Highlights of the privacy rule requirements:

• A privacy official from within the organization must be appointed to develop and implement the organizations' policies and procedures.
• There must be a designated contact person responsible for receiving complaints of HIPAA violations.
• Staff must be trained on policies and procedures that concern the protection of healthcare information, as it applies to their position. This training must be documented.
• Patients must be supplied with written notice of privacy practices and patients' privacy rights, including how medical information is used and disclosed. "A good faith effort" is required on the part of the provider to get written acknowledgment of this notification.
• No marketing materials can be sent to an individual without prior consent.
• Outside consultants involved in the administrative process must be contractually obligated to protect patients' privacy
• Should an employee violate the requirements, there should be penalties in place.

• Transaction and Code Sets - The Transaction and Code Sets standards (TCS) outline proper billing and electronic transaction methods for health care related organizations. The original deadline for compliance was October 16, 2002, but for those who filed for an extension, the deadline is October 16, 2003.
  
• Employer Identifier – All business that pay wages to employees have an Employer Identification Number (EIN).
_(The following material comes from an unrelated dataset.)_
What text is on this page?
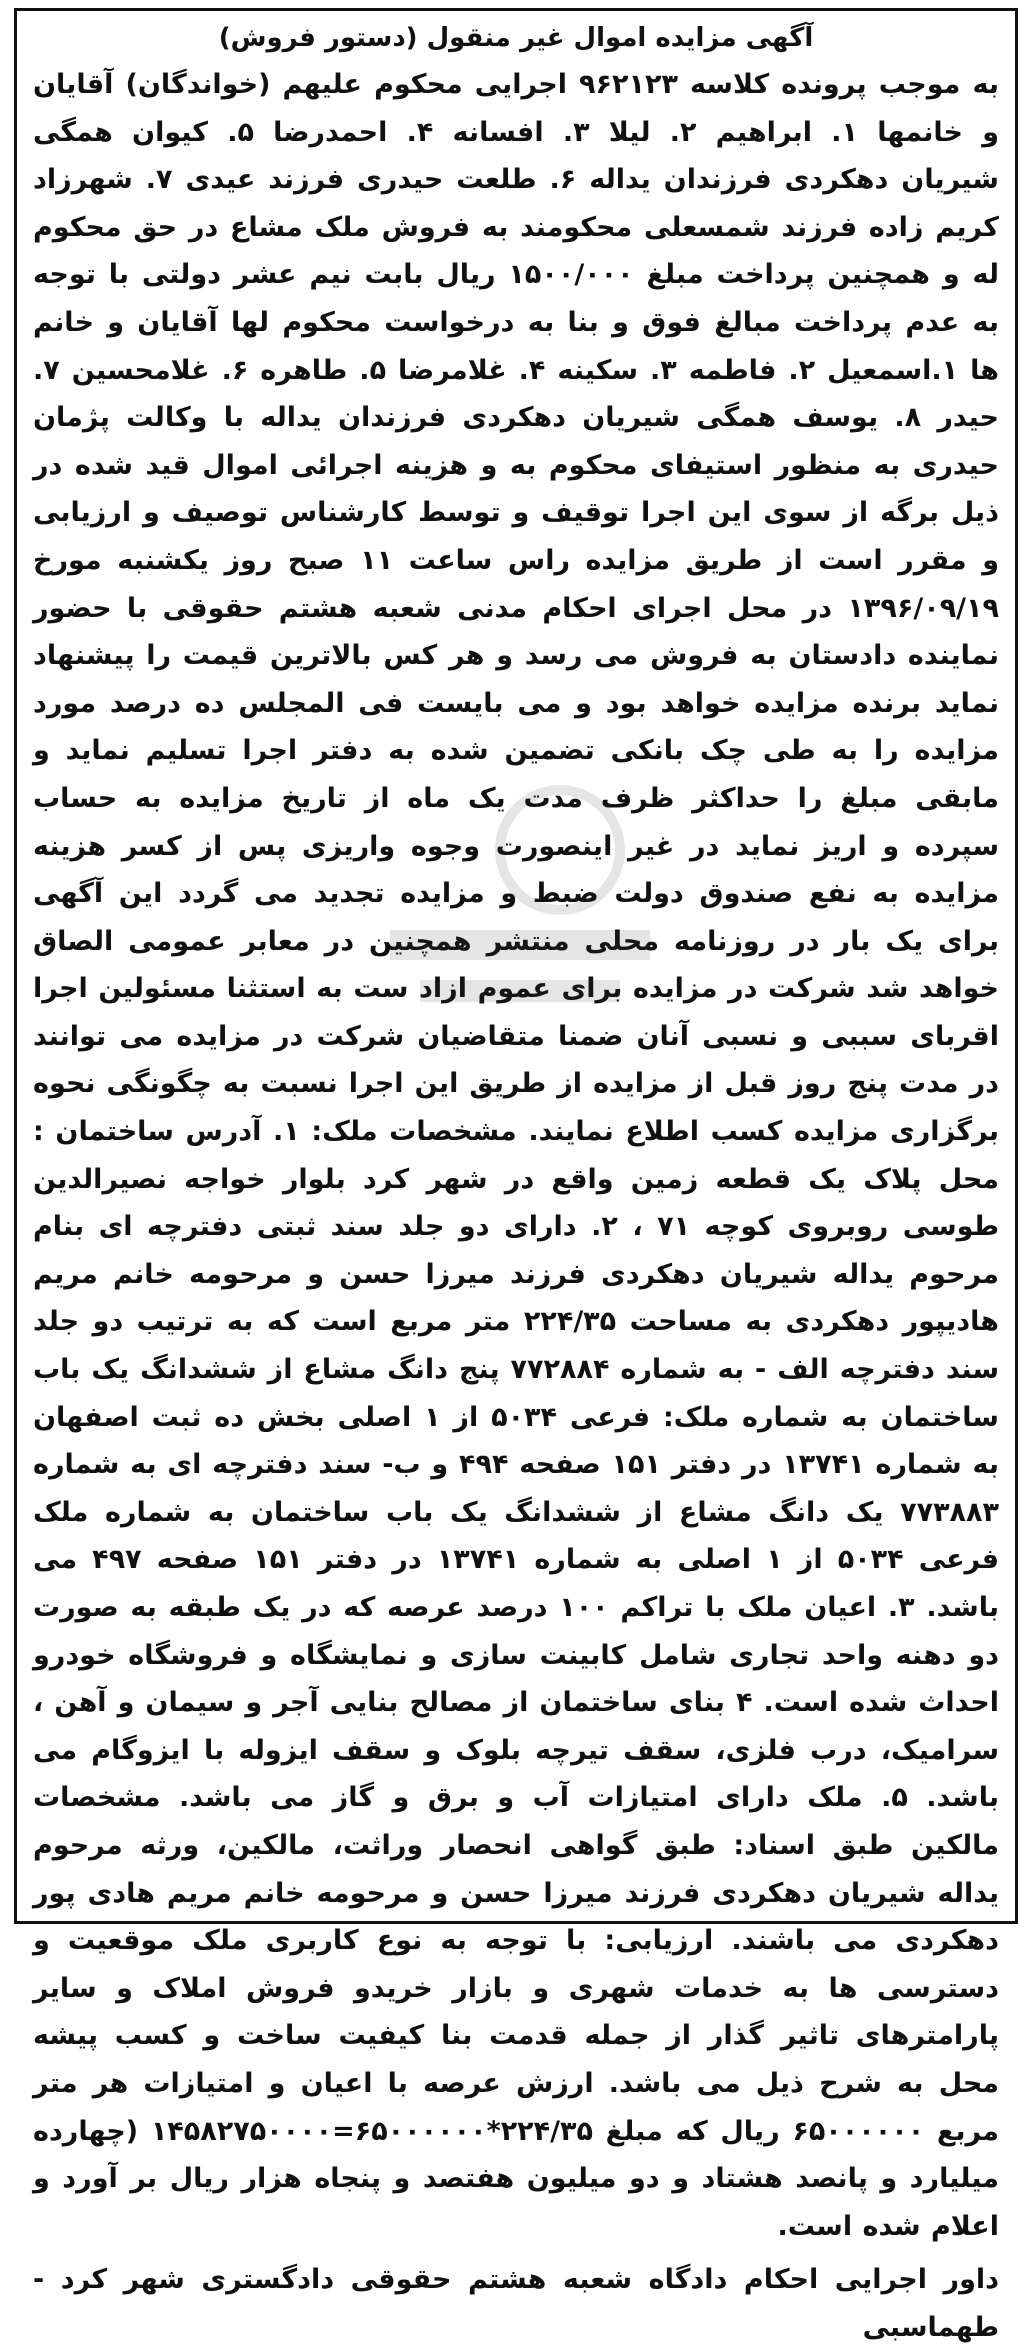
آگهی مزایده اموال غیر منقول (دستور فروش)

به موجب پرونده کلاسه ۹۶۲۱۲۳ اجرایی محکوم علیهم (خواندگان) آقایان و خانمها ۱. ابراهیم ۲. لیلا ۳. افسانه ۴. احمدرضا ۵. کیوان همگی شیریان دهکردی فرزندان یداله ۶. طلعت حیدری فرزند عیدی ۷. شهرزاد کریم زاده فرزند شمسعلی محکومند به فروش ملک مشاع در حق محکوم له و همچنین پرداخت مبلغ ۱۵۰۰/۰۰۰ ریال بابت نیم عشر دولتی با توجه به عدم پرداخت مبالغ فوق و بنا به درخواست محکوم لها آقایان و خانم ها ۱.اسمعیل ۲. فاطمه ۳. سکینه ۴. غلامرضا ۵. طاهره ۶. غلامحسین ۷. حیدر ۸. یوسف همگی شیریان دهکردی فرزندان یداله با وکالت پژمان حیدری به منظور استیفای محکوم به و هزینه اجرائی اموال قید شده در ذیل برگه از سوی این اجرا توقیف و توسط کارشناس توصیف و ارزیابی و مقرر است از طریق مزایده راس ساعت ۱۱ صبح روز یکشنبه مورخ ۱۳۹۶/۰۹/۱۹ در محل اجرای احکام مدنی شعبه هشتم حقوقی با حضور نماینده دادستان به فروش می رسد و هر کس بالاترین قیمت را پیشنهاد نماید برنده مزایده خواهد بود و می بایست فی المجلس ده درصد مورد مزایده را به طی چک بانکی تضمین شده به دفتر اجرا تسلیم نماید و مابقی مبلغ را حداکثر ظرف مدت یک ماه از تاریخ مزایده به حساب سپرده و اریز نماید در غیر اینصورت وجوه واریزی پس از کسر هزینه مزایده به نفع صندوق دولت ضبط و مزایده تجدید می گردد این آگهی برای یک بار در روزنامه محلی منتشر همچنین در معابر عمومی الصاق خواهد شد شرکت در مزایده برای عموم ازاد ست به استثنا مسئولین اجرا اقربای سببی و نسبی آنان ضمنا متقاضیان شرکت در مزایده می توانند در مدت پنج روز قبل از مزایده از طریق این اجرا نسبت به چگونگی نحوه برگزاری مزایده کسب اطلاع نمایند. مشخصات ملک: ۱. آدرس ساختمان : محل پلاک یک قطعه زمین واقع در شهر کرد بلوار خواجه نصیرالدین طوسی روبروی کوچه ۷۱ ، ۲. دارای دو جلد سند ثبتی دفترچه ای بنام مرحوم یداله شیریان دهکردی فرزند میرزا حسن و مرحومه خانم مریم هادیپور دهکردی به مساحت ۲۲۴/۳۵ متر مربع است که به ترتیب دو جلد سند دفترچه الف - به شماره ۷۷۲۸۸۴ پنج دانگ مشاع از ششدانگ یک باب ساختمان به شماره ملک: فرعی ۵۰۳۴ از ۱ اصلی بخش ده ثبت اصفهان به شماره ۱۳۷۴۱ در دفتر ۱۵۱ صفحه ۴۹۴ و ب- سند دفترچه ای به شماره ۷۷۳۸۸۳ یک دانگ مشاع از ششدانگ یک باب ساختمان به شماره ملک فرعی ۵۰۳۴ از ۱ اصلی به شماره ۱۳۷۴۱ در دفتر ۱۵۱ صفحه ۴۹۷ می باشد. ۳. اعیان ملک با تراکم ۱۰۰ درصد عرصه که در یک طبقه به صورت دو دهنه واحد تجاری شامل کابینت سازی و نمایشگاه و فروشگاه خودرو احداث شده است. ۴ بنای ساختمان از مصالح بنایی آجر و سیمان و آهن ، سرامیک، درب فلزی، سقف تیرچه بلوک و سقف ایزوله با ایزوگام می باشد. ۵. ملک دارای امتیازات آب و برق و گاز می باشد. مشخصات مالکین طبق اسناد: طبق گواهی انحصار وراثت، مالکین، ورثه مرحوم یداله شیریان دهکردی فرزند میرزا حسن و مرحومه خانم مریم هادی پور دهکردی می باشند. ارزیابی: با توجه به نوع کاربری ملک موقعیت و دسترسی ها به خدمات شهری و بازار خریدو فروش املاک و سایر پارامترهای تاثیر گذار از جمله قدمت بنا کیفیت ساخت و کسب پیشه محل به شرح ذیل می باشد. ارزش عرصه با اعیان و امتیازات هر متر مربع ۶۵۰۰۰۰۰۰ ریال که مبلغ ۲۲۴/۳۵*۶۵۰۰۰۰۰۰=۱۴۵۸۲۷۵۰۰۰۰ (چهارده میلیارد و پانصد هشتاد و دو میلیون هفتصد و پنجاه هزار ریال بر آورد و اعلام شده است.

داور اجرایی احکام دادگاه شعبه هشتم حقوقی دادگستری شهر کرد - طهماسبی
Under the Employer Identifier standard, all health care entities must use their EIN as their business identification number in all transactions. Deadline for compliance is July 30, 2004.
  
• Security Rule – Similar to the privacy rule, the security rule covers more complex and specific areas with regards to how electronic data is transmitted, stored, and received. Specific administrative, physical and technical security services are required to guard data integrity, confidentiality, and availability. This is where the security of the enterprise network and security policies in place will come under scrutiny.

Most covered entities have until April 14, 2003 to comply with the patient privacy rule. There are a few exceptions that allow certain small health plans to have until April 14, 2004 to comply.